Das Gericht hatte sich damit zu beschäftigen, ob ein Rentenversicherungsträger einen Anspruch auf Kostenerstattung gegen die Krankenkasse für die Erbringung von Leistungen der medizinischen Rehabilitation hatte. Es ging um eine voll erwerbsgeminderte und in einer Werkstatt für behinderte Menschen beschäftigte Frau, die nach der Implantation einer Hüftprothese zur Anschlussbehandlung Leistungen zur medizinischen Rehabilitation in Anspruch nahm, die nach Weiterleitung zunächst vom Rentenversicherungsträger bewilligt wurden. Das BSG gab der Revision statt und stellte fest, dass Leistungen der medizinischen Rehabilitation bei dauerhaft voll erwerbsgeminderten Personen von der Krankenversicherung zu zahlen sind.
Wendt kritisiert, dass das BSG nicht auf einen möglichen Verstoß gegen Art. 27 UN-Behindertenrechtskonvention eingegangen ist und fordert, Leistungen der medizinischen Rehabilitation durch die Rentenversicherung für Werkstattbeschäftigte gesetzlich zu regeln. Gelegenheit dazu biete das aktuelle Gesetzgebungsverfahren zum geplanten Bundesteilhabegesetz.
(Zitiervorschlag: Wendt: Keine Leistungen der medizinischen Rehabilitation durch die Rentenversicherung für voll erwerbsgeminderte Werkstattbeschäftigte – Anmerkung zu BSG, Urteil vom 16.06.2015 – B 13 R 12/14; Forum A, Beitrag A9-2015 unter www.reha-recht.de; 20.10.2015)

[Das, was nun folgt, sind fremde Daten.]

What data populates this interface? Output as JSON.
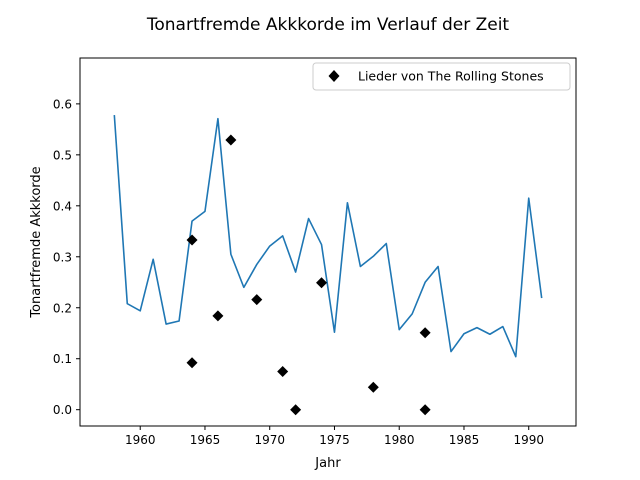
{
  "chart_data": {
    "type": "line",
    "title": "Tonartfremde Akkkorde im Verlauf der Zeit",
    "xlabel": "Jahr",
    "ylabel": "Tonartfremde Akkkorde",
    "xlim": [
      1955.35,
      1993.65
    ],
    "ylim": [
      -0.032,
      0.69
    ],
    "xticks": [
      1960,
      1965,
      1970,
      1975,
      1980,
      1985,
      1990
    ],
    "yticks": [
      0.0,
      0.1,
      0.2,
      0.3,
      0.4,
      0.5,
      0.6
    ],
    "ytick_labels": [
      "0.0",
      "0.1",
      "0.2",
      "0.3",
      "0.4",
      "0.5",
      "0.6"
    ],
    "grid": false,
    "legend_position": "top-right",
    "series": [
      {
        "kind": "line",
        "color": "#1f77b4",
        "x": [
          1958,
          1959,
          1960,
          1961,
          1962,
          1963,
          1964,
          1965,
          1966,
          1967,
          1968,
          1969,
          1970,
          1971,
          1972,
          1973,
          1974,
          1975,
          1976,
          1977,
          1978,
          1979,
          1980,
          1981,
          1982,
          1983,
          1984,
          1985,
          1986,
          1987,
          1988,
          1989,
          1990,
          1991
        ],
        "y": [
          0.578,
          0.208,
          0.194,
          0.295,
          0.168,
          0.174,
          0.37,
          0.389,
          0.571,
          0.305,
          0.24,
          0.285,
          0.321,
          0.341,
          0.27,
          0.375,
          0.324,
          0.152,
          0.406,
          0.281,
          0.301,
          0.326,
          0.157,
          0.188,
          0.25,
          0.281,
          0.114,
          0.149,
          0.161,
          0.148,
          0.163,
          0.104,
          0.415,
          0.219
        ]
      },
      {
        "kind": "marker",
        "name": "Lieder von The Rolling Stones",
        "color": "#000000",
        "marker": "diamond",
        "x": [
          1964,
          1964,
          1966,
          1967,
          1969,
          1971,
          1972,
          1974,
          1978,
          1982,
          1982
        ],
        "y": [
          0.333,
          0.092,
          0.184,
          0.529,
          0.216,
          0.075,
          0.0,
          0.249,
          0.044,
          0.151,
          0.0
        ]
      }
    ]
  }
}
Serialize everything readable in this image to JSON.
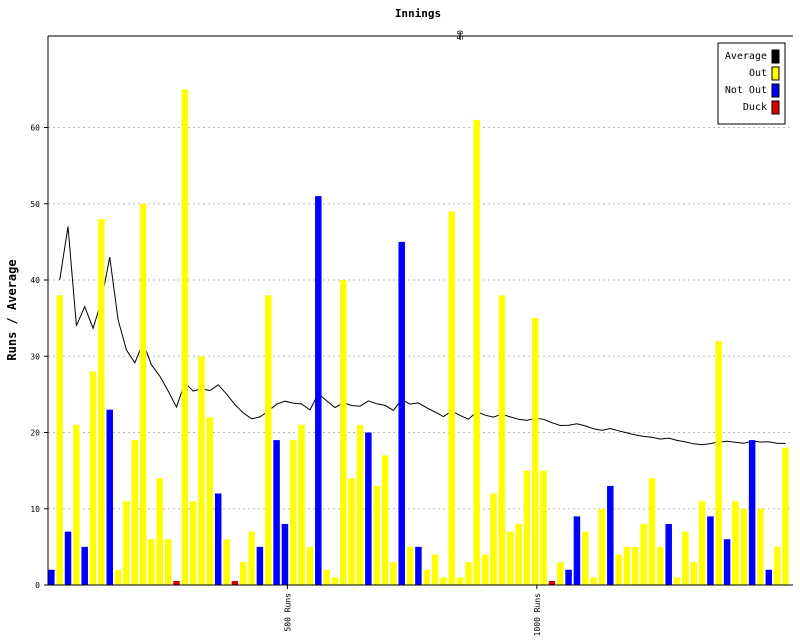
{
  "chart_data": {
    "type": "bar",
    "title": "Innings",
    "y_label": "Runs / Average",
    "x": [
      1,
      2,
      3,
      4,
      5,
      6,
      7,
      8,
      9,
      10,
      11,
      12,
      13,
      14,
      15,
      16,
      17,
      18,
      19,
      20,
      21,
      22,
      23,
      24,
      25,
      26,
      27,
      28,
      29,
      30,
      31,
      32,
      33,
      34,
      35,
      36,
      37,
      38,
      39,
      40,
      41,
      42,
      43,
      44,
      45,
      46,
      47,
      48,
      49,
      50,
      51,
      52,
      53,
      54,
      55,
      56,
      57,
      58,
      59,
      60,
      61,
      62,
      63,
      64,
      65,
      66,
      67,
      68,
      69,
      70,
      71,
      72,
      73,
      74,
      75,
      76,
      77,
      78,
      79,
      80,
      81,
      82,
      83,
      84,
      85,
      86,
      87,
      88,
      89
    ],
    "xlim": [
      0.6,
      89.9
    ],
    "xticks": [
      50
    ],
    "runs_ticks": [
      {
        "value": 29.3,
        "label": "500 Runs"
      },
      {
        "value": 59.2,
        "label": "1000 Runs"
      }
    ],
    "ylim": [
      0,
      72
    ],
    "yticks": [
      0,
      10,
      20,
      30,
      40,
      50,
      60
    ],
    "grid": true,
    "series": [
      {
        "name": "Average",
        "type": "line",
        "color": "#000000",
        "values": [
          null,
          40,
          47,
          34,
          36.5,
          33.67,
          37.25,
          43,
          34.8,
          30.83,
          29.14,
          31.75,
          28.89,
          27.4,
          25.45,
          23.33,
          26.54,
          25.43,
          25.73,
          25.5,
          26.25,
          25.06,
          23.67,
          22.58,
          21.8,
          22.05,
          22.81,
          23.71,
          24.1,
          23.86,
          23.74,
          22.96,
          25.08,
          24.16,
          23.27,
          23.89,
          23.54,
          23.45,
          24.14,
          23.77,
          23.55,
          22.91,
          24.31,
          23.73,
          23.88,
          23.24,
          22.69,
          22.08,
          22.81,
          22.24,
          21.74,
          22.73,
          22.27,
          22.02,
          22.4,
          22.05,
          21.73,
          21.59,
          21.87,
          21.73,
          21.29,
          20.92,
          20.96,
          21.14,
          20.86,
          20.48,
          20.28,
          20.53,
          20.22,
          19.95,
          19.68,
          19.47,
          19.38,
          19.14,
          19.27,
          18.97,
          18.77,
          18.52,
          18.4,
          18.54,
          18.75,
          18.84,
          18.72,
          18.59,
          18.88,
          18.75,
          18.78,
          18.57,
          18.57
        ]
      },
      {
        "name": "Out",
        "type": "bar",
        "color": "#ffff00",
        "values": [
          null,
          38,
          null,
          21,
          null,
          28,
          48,
          null,
          2,
          11,
          19,
          50,
          6,
          14,
          6,
          null,
          65,
          11,
          30,
          22,
          null,
          6,
          null,
          3,
          7,
          null,
          38,
          null,
          null,
          19,
          21,
          5,
          null,
          2,
          1,
          40,
          14,
          21,
          null,
          13,
          17,
          3,
          null,
          5,
          null,
          2,
          4,
          1,
          49,
          1,
          3,
          61,
          4,
          12,
          38,
          7,
          8,
          15,
          35,
          15,
          null,
          3,
          null,
          null,
          7,
          1,
          10,
          null,
          4,
          5,
          5,
          8,
          14,
          5,
          null,
          1,
          7,
          3,
          11,
          null,
          32,
          null,
          11,
          10,
          null,
          10,
          null,
          5,
          18
        ]
      },
      {
        "name": "Not Out",
        "type": "bar",
        "color": "#0000ff",
        "values": [
          2,
          null,
          7,
          null,
          5,
          null,
          null,
          23,
          null,
          null,
          null,
          null,
          null,
          null,
          null,
          null,
          null,
          null,
          null,
          null,
          12,
          null,
          null,
          null,
          null,
          5,
          null,
          19,
          8,
          null,
          null,
          null,
          51,
          null,
          null,
          null,
          null,
          null,
          20,
          null,
          null,
          null,
          45,
          null,
          5,
          null,
          null,
          null,
          null,
          null,
          null,
          null,
          null,
          null,
          null,
          null,
          null,
          null,
          null,
          null,
          null,
          null,
          2,
          9,
          null,
          null,
          null,
          13,
          null,
          null,
          null,
          null,
          null,
          null,
          8,
          null,
          null,
          null,
          null,
          9,
          null,
          6,
          null,
          null,
          19,
          null,
          2,
          null,
          null
        ]
      },
      {
        "name": "Duck",
        "type": "bar",
        "color": "#dd0000",
        "values": [
          null,
          null,
          null,
          null,
          null,
          null,
          null,
          null,
          null,
          null,
          null,
          null,
          null,
          null,
          null,
          0,
          null,
          null,
          null,
          null,
          null,
          null,
          0,
          null,
          null,
          null,
          null,
          null,
          null,
          null,
          null,
          null,
          null,
          null,
          null,
          null,
          null,
          null,
          null,
          null,
          null,
          null,
          null,
          null,
          null,
          null,
          null,
          null,
          null,
          null,
          null,
          null,
          null,
          null,
          null,
          null,
          null,
          null,
          null,
          null,
          0,
          null,
          null,
          null,
          null,
          null,
          null,
          null,
          null,
          null,
          null,
          null,
          null,
          null,
          null,
          null,
          null,
          null,
          null,
          null,
          null,
          null,
          null,
          null,
          null,
          null,
          null,
          null,
          null
        ]
      }
    ]
  }
}
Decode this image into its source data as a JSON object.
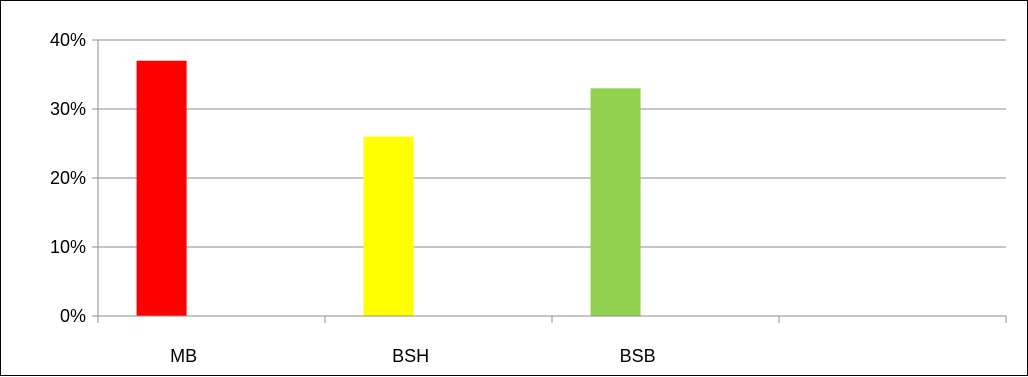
{
  "colors": {
    "grid": "#8c8c8c",
    "axis": "#8c8c8c",
    "text": "#000000"
  },
  "chart_data": {
    "type": "bar",
    "title": "",
    "xlabel": "",
    "ylabel": "",
    "categories": [
      "MB",
      "BSH",
      "BSB",
      ""
    ],
    "values": [
      37,
      26,
      33,
      null
    ],
    "bar_colors": [
      "#ff0000",
      "#ffff00",
      "#92d050",
      null
    ],
    "ylim": [
      0,
      40
    ],
    "y_ticks": [
      0,
      10,
      20,
      30,
      40
    ],
    "y_tick_labels": [
      "0%",
      "10%",
      "20%",
      "30%",
      "40%"
    ],
    "y_unit": "%",
    "grid": true,
    "legend": "none"
  }
}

Die 1959 geborene Frau mit Down-Syndrom ist seit 1991 als voll erwerbsgeminderte Person in einer Werkstatt für behinderte Menschen (WfbM) beschäftigt und ist dort sowohl kranken- als auch rentenversichert. Nach der Implantation einer Hüfttotalendoprothese beantragte sie 2006 zur Anschlussheilbehandlung (AHB) Leistungen zur medizinischen Rehabilitation bei der Krankenkasse. Die Krankenkasse leitete den Antrag an die ihrer Ansicht nach zuständige Rentenversicherung weiter, die die beantragten Leistungen für die Zeit vom 23. Juni bis 21. Juli 2006 in Höhe von 4.661 Euro bewilligte. Die Rentenversicherung beanspruchte als zweitangegangener Träger im Sinne des § 14 Abs. 4 Sozialgesetzbuch (SGB) IX die Erstattung dieser Kosten wegen Unzuständigkeit, weil die persönlichen Voraussetzungen für eine Leistungsgewährung wegen einer vollen dauerhaften Erwerbsminderung nicht vorgelegen hätten. Die Krankenkasse lehnte eine Kostenerstattung ab, weil durch die medizinische Rehabilitation der weitere Verbleib in der WfbM sichergestellt werden konnte. Diesen Sachverhalt hat das Sozialgericht[1] nach Einholung eines Sachverständigengutachtens bestätigt und die Klage der Rentenversicherung gegen die Krankenkasse abgewiesen. Diese Entscheidung wurde von dem Landessozialgericht (LSG) Bayern[2] bestätigt. Bei behinderten Beschäftigten einer WfbM lägen die persönlichen Voraussetzungen nach § 10 SGB VI für Leistungen der medizinischen Rehabilitation bereits dann vor, wenn zu erwarten sei, dass der Versicherte ein Mindestmaß an wirtschaftlich verwertbarer Arbeitsleistung erbringen könne. Ein Ausschlussgrund nach § 12 SGB VI liege nicht vor, da die im Gerichtsverfahren beigeladene Werkstattbeschäftigte noch keine Rente wegen voller Erwerbsminderung beziehe. Es widerspreche dem Diskriminierungsverbot von Art. 3 Abs. 3 S. 2 Grundgesetz (GG), wenn Werkstattbeschäftigte generell von Reha-Leistungen der Rentenversicherung ausgeschlossen würden, weil sie in der WfbM beschäftigt seien, um ihr Restleistungsvermögen zu erhalten. Die Revision sei zuzulassen, da das BSG in seinem Urteil vom 23. Februar 2000[3] die Frage der Gewährung von Reha-Leistungen durch die Rentenversicherung für WfbM-Beschäftigte ohne Rentenbezug ausdrücklich unentschieden gelassen habe.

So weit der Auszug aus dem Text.